> Yet people are arguing that we should allow the people who did that to continue to install apps on millions of Americans phones
This paternalistic framing is the disconnect between you and those opposed to the ban. The idea that it's TikTok insidiously worming its way onto American phones like a virus. In reality, people download the app and use it because they like it. This ban will, in effect, prevent people from accessing an information service they prefer. You must acknowledge this and argue why that is a worthy loss of autonomy if you want to meaningfully defend the ban to someone who doesn't like it.

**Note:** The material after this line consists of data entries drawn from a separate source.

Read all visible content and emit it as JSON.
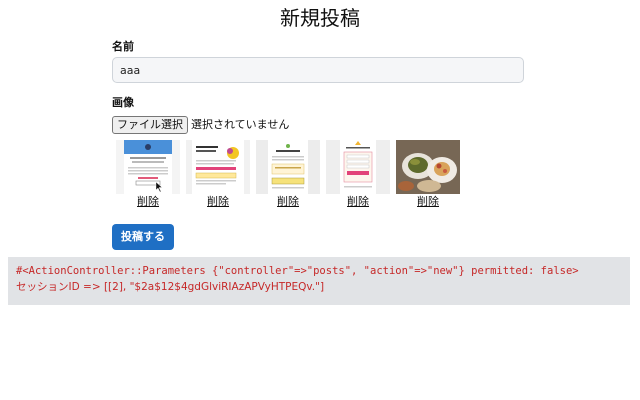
{
  "page": {
    "title": "新規投稿"
  },
  "form": {
    "name_label": "名前",
    "name_value": "aaa",
    "image_label": "画像",
    "file_button_label": "ファイル選択",
    "file_status": "選択されていません",
    "thumbnails": [
      {
        "delete_label": "削除",
        "kind": "screenshot-blue-page"
      },
      {
        "delete_label": "削除",
        "kind": "screenshot-get-started"
      },
      {
        "delete_label": "削除",
        "kind": "screenshot-welcome"
      },
      {
        "delete_label": "削除",
        "kind": "screenshot-signup"
      },
      {
        "delete_label": "削除",
        "kind": "food-photo"
      }
    ],
    "submit_label": "投稿する"
  },
  "debug": {
    "params_line": "#<ActionController::Parameters {\"controller\"=>\"posts\", \"action\"=>\"new\"} permitted: false>",
    "session_line": "セッションID => [[2], \"$2a$12$4gdGlviRIAzAPVyHTPEQv.\"]"
  },
  "colors": {
    "submit_button": "#1f6fc4",
    "debug_text": "#c62828",
    "debug_background": "#e1e3e6"
  }
}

If it helps, reframe the ban as one on a website rather than an app. They're interchangeable in this context, but I've observed "app" to be somewhat thought-terminating to some people.
For the record - I would totally support a ban on social media services that collect over some minimal threshold of user data for any purposes. This would alleviate fears of spying and targeted manipulation by foreign powers through their own platforms (TikTok) and campaigns staged on domestic social media. But just banning a platform because it's Chinese-owned? That's emblematic of a team-sports motivation. "Americans can only be exposed to our propaganda, not theirs!" How about robust protections against all propaganda? That's a requirement for a functional democracy.
Your argument sounds like it's straight out of a CCP playbook.
Sure, but why can't my teenager smoke cigarettes?
The point of my response is: sometimes you have to be paternalistic, and the federal government doesn't need to meaningfully defend the ban to someone who doesn't like it because those people don't matter. They meaningfully defended the ban to the courts.